The results can be displayed using the stargazer command that folows. Note that the results are almost identical in this case.


Plot the predicted probability of denial by P/I ratio by race

The last little bit of code shows how to plot the predicted probability as a function of one of the X variables, once you have run the maBina command. It uses the maTrend command:

preplot = maTrend(fm3b, n = 300, nam.c = "pirat", nam.d="afamyes", simu.c = TRUE)
print(preplot)

Note the following:

  • The first argument fm3b is the name of the stored results from maBina.

  • n = 300 gives the number of points to plot (more means smoother curve).

  • nam.c = "pirat" is the continuous X variable over which to plot the predictions (P/I ratio in this case).

  • nam.d = "afamyes" is the binary variable over which to plot separate curves (race in this case).

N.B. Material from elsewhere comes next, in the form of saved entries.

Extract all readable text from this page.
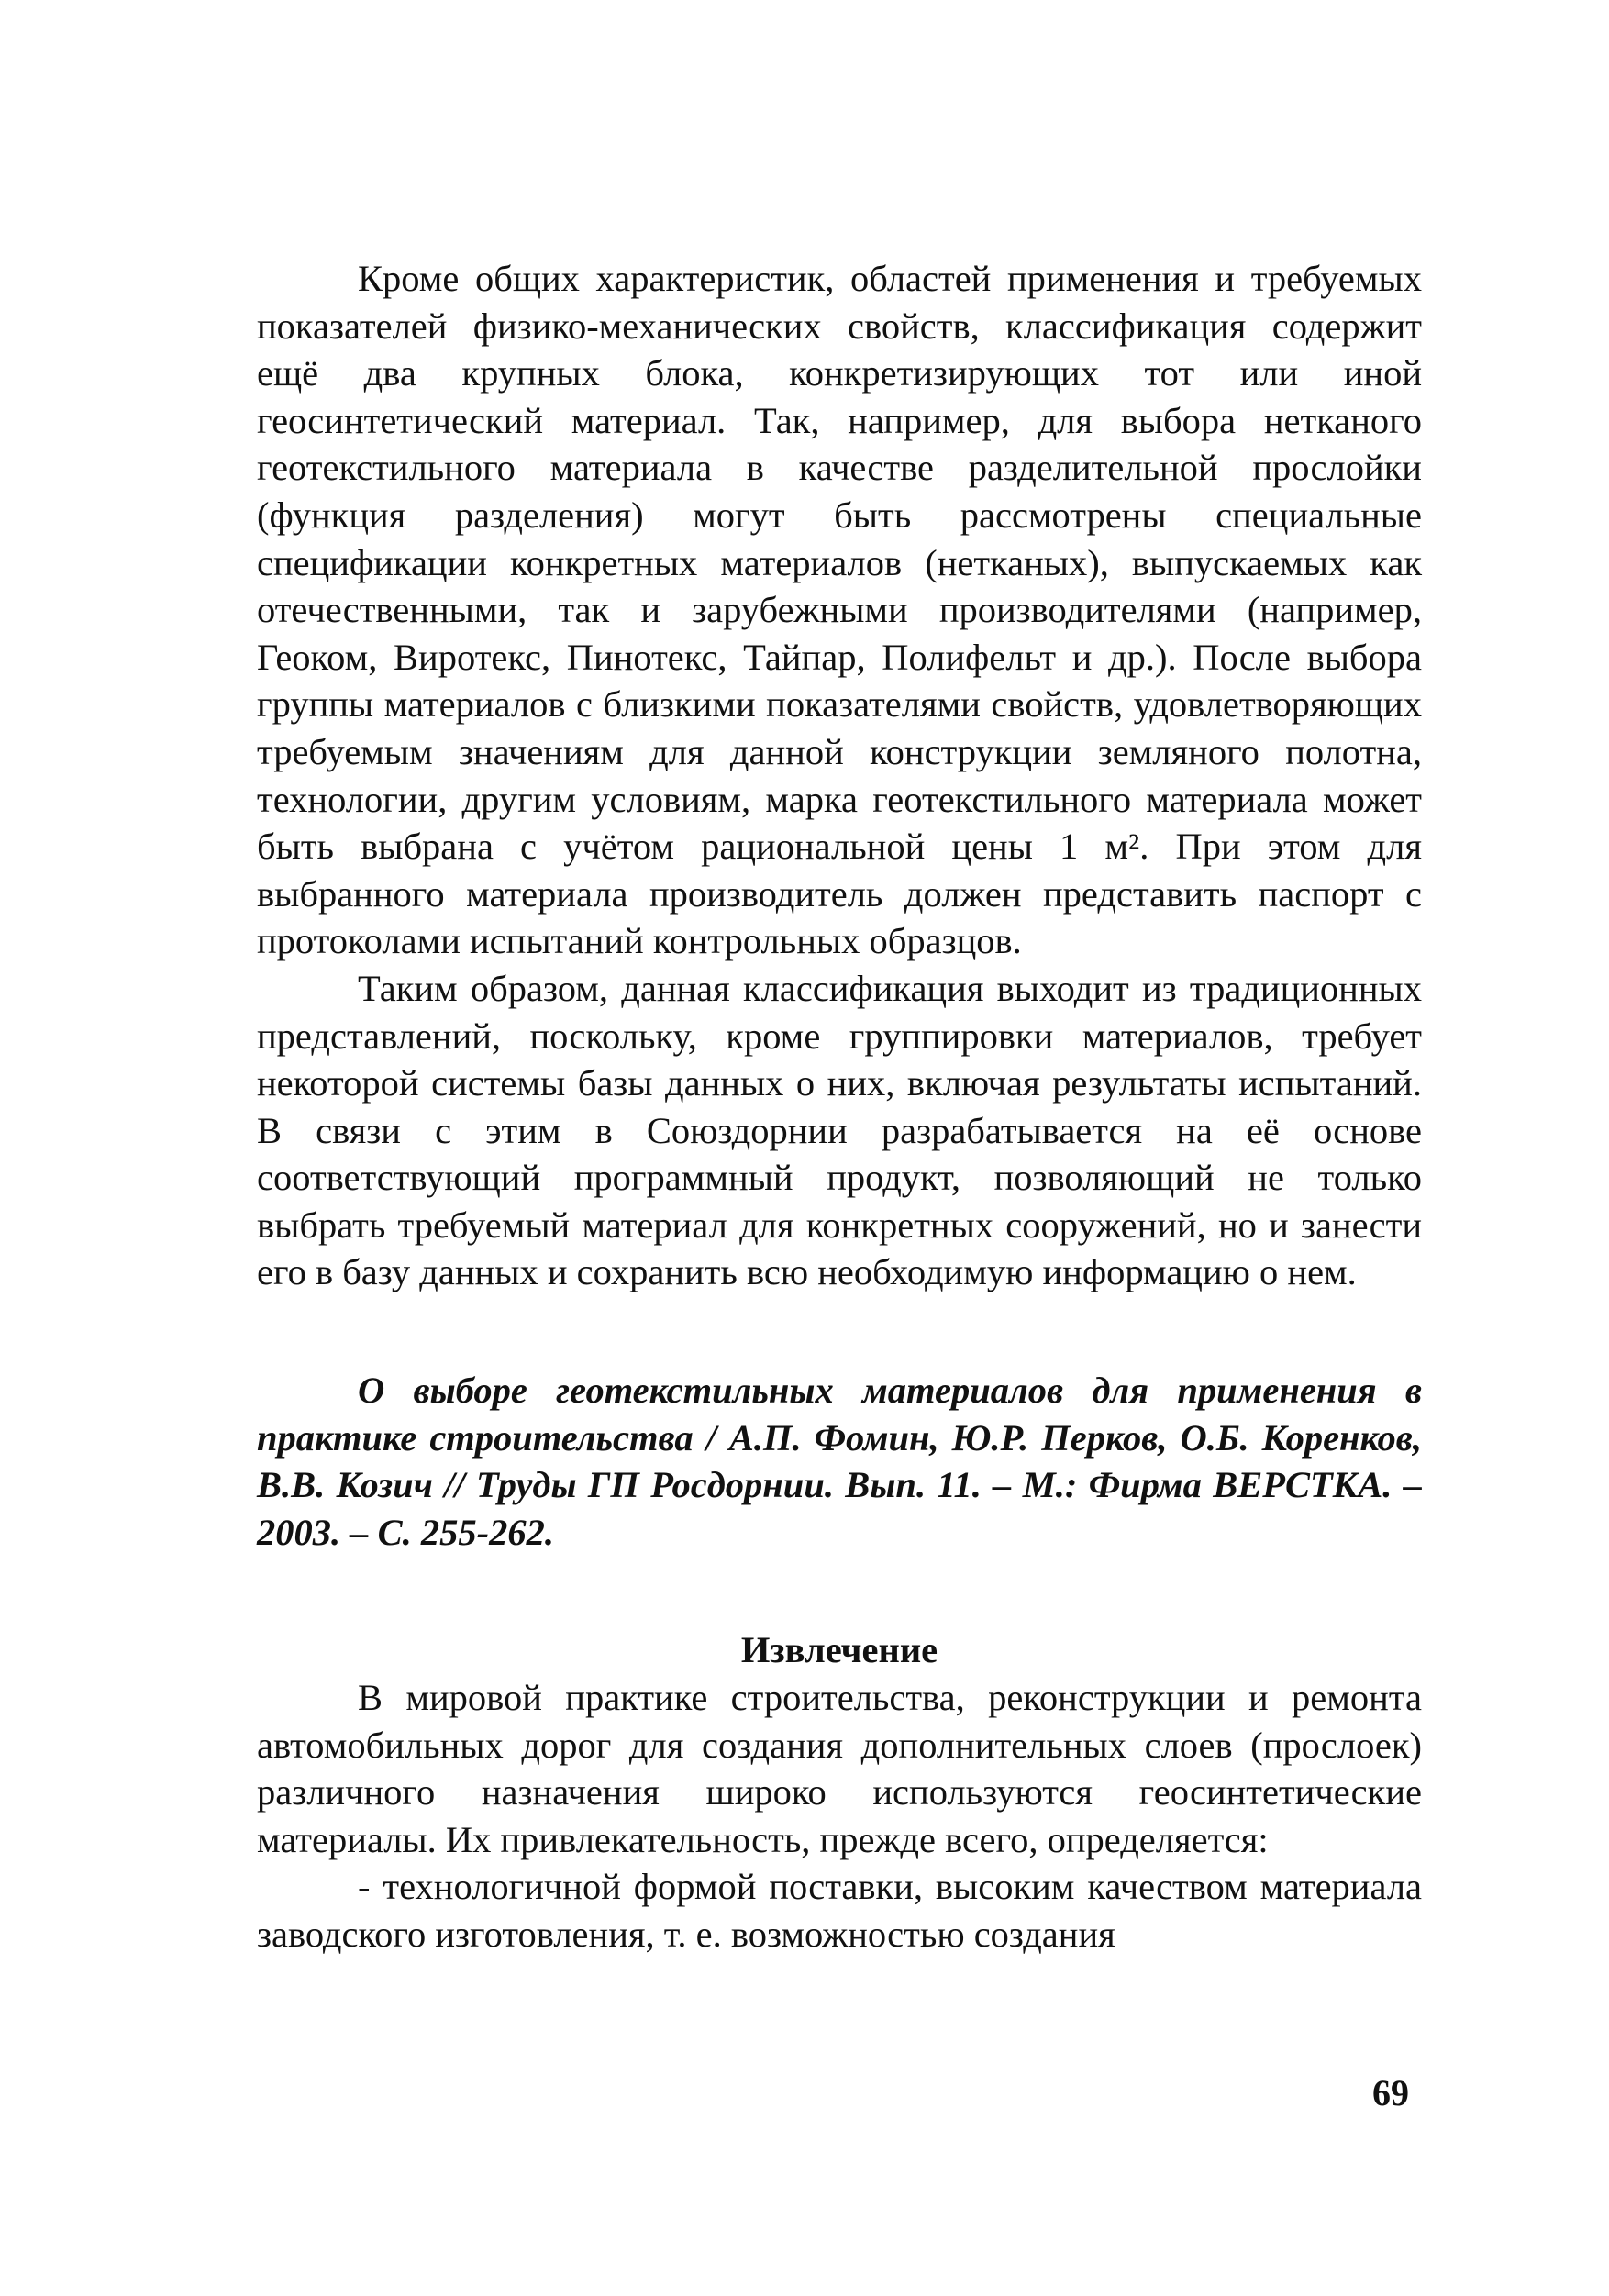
Кроме общих характеристик, областей применения и требуемых показателей физико-механических свойств, классификация содержит ещё два крупных блока, конкретизирующих тот или иной геосинтетический материал. Так, например, для выбора нетканого геотекстильного материала в качестве разделительной прослойки (функция разделения) могут быть рассмотрены специальные спецификации конкретных материалов (нетканых), выпускаемых как отечественными, так и зарубежными производителями (например, Геоком, Виротекс, Пинотекс, Тайпар, Полифельт и др.). После выбора группы материалов с близкими показателями свойств, удовлетворяющих требуемым значениям для данной конструкции земляного полотна, технологии, другим условиям, марка геотекстильного материала может быть выбрана с учётом рациональной цены 1 м². При этом для выбранного материала производитель должен представить паспорт с протоколами испытаний контрольных образцов.

Таким образом, данная классификация выходит из традиционных представлений, поскольку, кроме группировки материалов, требует некоторой системы базы данных о них, включая результаты испытаний. В связи с этим в Союздорнии разрабатывается на её основе соответствующий программный продукт, позволяющий не только выбрать требуемый материал для конкретных сооружений, но и занести его в базу данных и сохранить всю необходимую информацию о нем.

О выборе геотекстильных материалов для применения в практике строительства / А.П. Фомин, Ю.Р. Перков, О.Б. Коренков, В.В. Козич // Труды ГП Росдорнии. Вып. 11. – М.: Фирма ВЕРСТКА. – 2003. – С. 255-262.

Извлечение

В мировой практике строительства, реконструкции и ремонта автомобильных дорог для создания дополнительных слоев (прослоек) различного назначения широко используются геосинтетические материалы. Их привлекательность, прежде всего, определяется:

- технологичной формой поставки, высоким качеством материала заводского изготовления, т. е. возможностью создания

69
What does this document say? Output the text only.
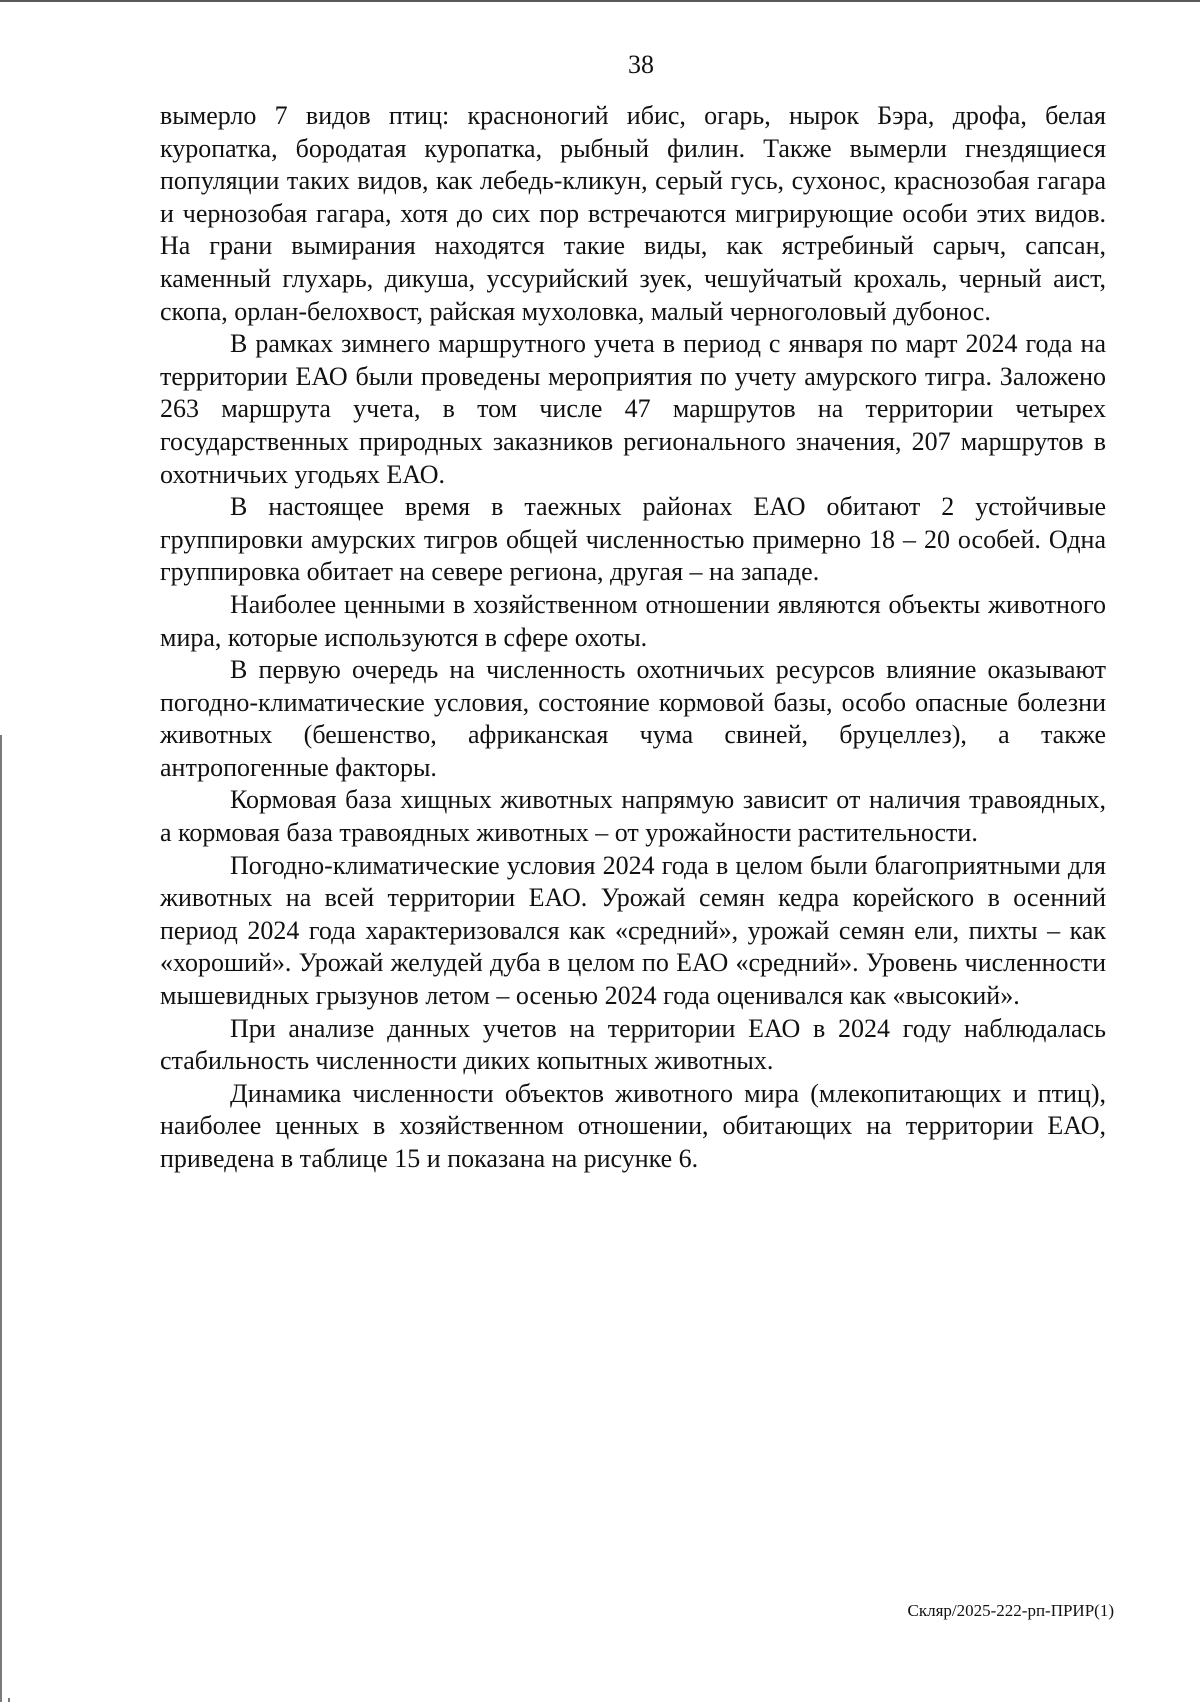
38

вымерло 7 видов птиц: красноногий ибис, огарь, нырок Бэра, дрофа, белая куропатка, бородатая куропатка, рыбный филин. Также вымерли гнездящиеся популяции таких видов, как лебедь-кликун, серый гусь, сухонос, краснозобая гагара и чернозобая гагара, хотя до сих пор встречаются мигрирующие особи этих видов. На грани вымирания находятся такие виды, как ястребиный сарыч, сапсан, каменный глухарь, дикуша, уссурийский зуек, чешуйчатый крохаль, черный аист, скопа, орлан-белохвост, райская мухоловка, малый черноголовый дубонос.

В рамках зимнего маршрутного учета в период с января по март 2024 года на территории ЕАО были проведены мероприятия по учету амурского тигра. Заложено 263 маршрута учета, в том числе 47 маршрутов на территории четырех государственных природных заказников регионального значения, 207 маршрутов в охотничьих угодьях ЕАО.

В настоящее время в таежных районах ЕАО обитают 2 устойчивые группировки амурских тигров общей численностью примерно 18 – 20 особей. Одна группировка обитает на севере региона, другая – на западе.

Наиболее ценными в хозяйственном отношении являются объекты животного мира, которые используются в сфере охоты.

В первую очередь на численность охотничьих ресурсов влияние оказывают погодно-климатические условия, состояние кормовой базы, особо опасные болезни животных (бешенство, африканская чума свиней, бруцеллез), а также антропогенные факторы.

Кормовая база хищных животных напрямую зависит от наличия травоядных, а кормовая база травоядных животных – от урожайности растительности.

Погодно-климатические условия 2024 года в целом были благоприятными для животных на всей территории ЕАО. Урожай семян кедра корейского в осенний период 2024 года характеризовался как «средний», урожай семян ели, пихты – как «хороший». Урожай желудей дуба в целом по ЕАО «средний». Уровень численности мышевидных грызунов летом – осенью 2024 года оценивался как «высокий».

При анализе данных учетов на территории ЕАО в 2024 году наблюдалась стабильность численности диких копытных животных.

Динамика численности объектов животного мира (млекопитающих и птиц), наиболее ценных в хозяйственном отношении, обитающих на территории ЕАО, приведена в таблице 15 и показана на рисунке 6.

Скляр/2025-222-рп-ПРИР(1)
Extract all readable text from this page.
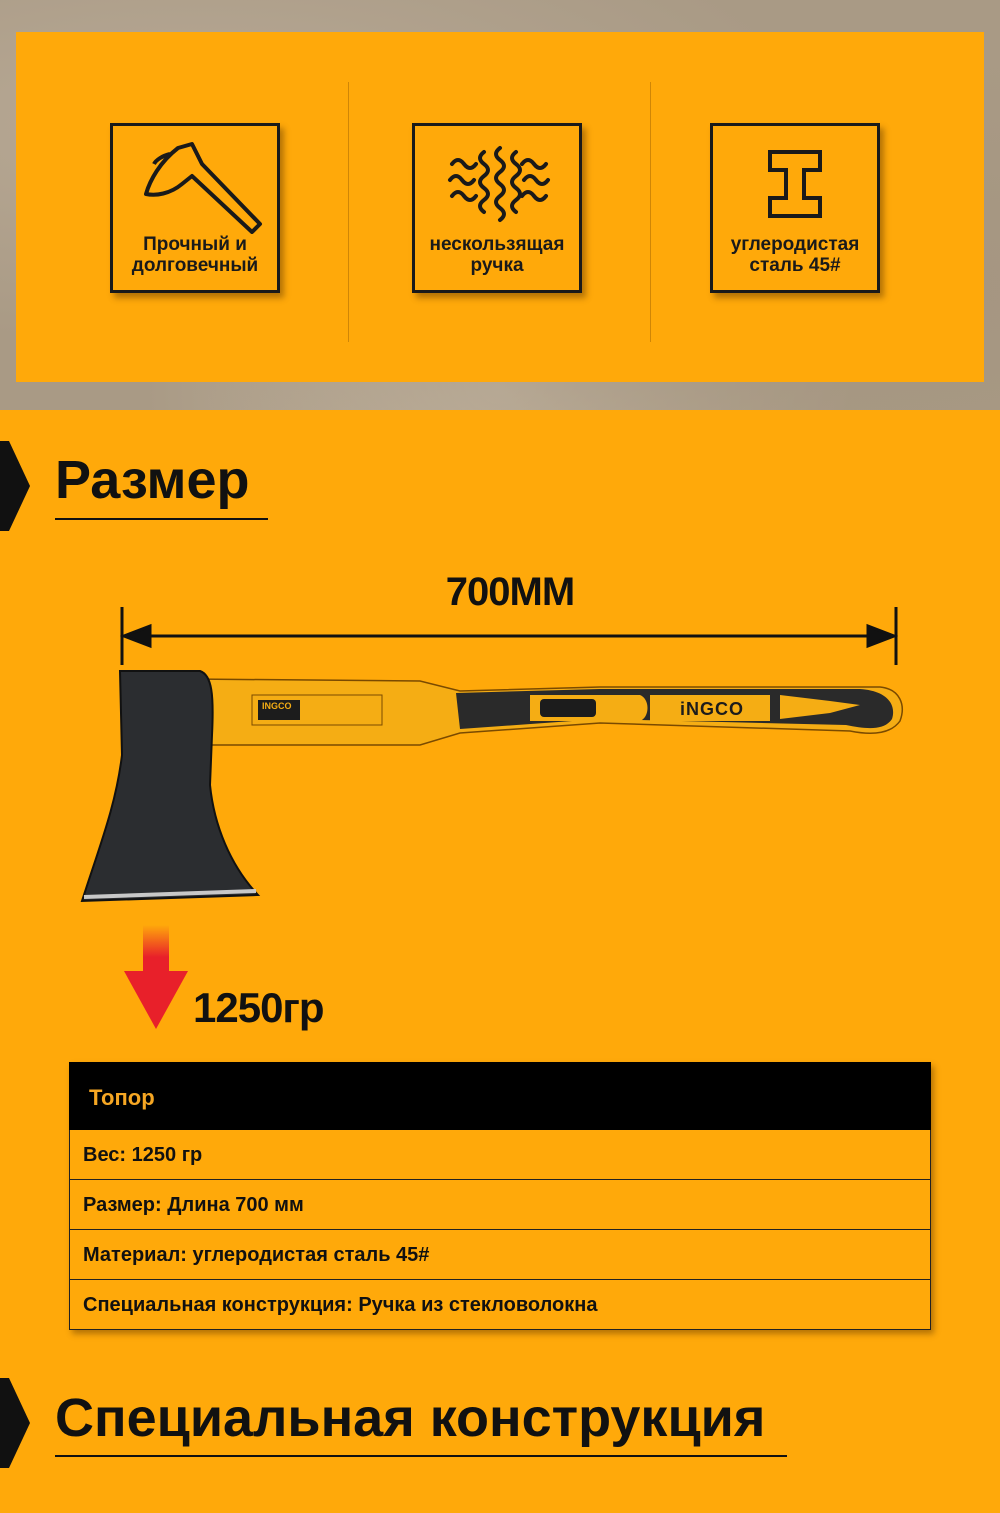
Прочный и
долговечный
нескользящая
ручка
углеродистая
сталь 45#
Размер
700MM
INGCO	iNGCO
1250гр
Топор
Вес: 1250 гр
Размер: Длина 700 мм
Материал: углеродистая сталь 45#
Специальная конструкция: Ручка из стекловолокна
Специальная конструкция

  • simu.c = TRUE means we use simulated values of the X variable, which makes for a smoother curve.

Run it and see what happens.

The script also includes code that generates the same plot but where you calculate the probabilities “manually” using the coefficients from the regressions. This is a good example of how the regression output, which is stored in R, can be retrieved and used in displays.


Summary

Key R commands (functions):

  • glm: runs generalized linear models, which include logit and probit
  • maBina: predicts marginal effects of X on predicted probability in a probit or logit model
  • maTrend: predicts probability as a function of X

Key points/ concepts:

  • A regression with a binary dependent variable can be run as an OLS regression, but make sure the Y variable is numeric (0-1).
  • A better way to estimate such a model is the logit or probit, using R’s glm command.
  • The predicted probabilities can be obtained and plotted to see the impact of a regressor at different values.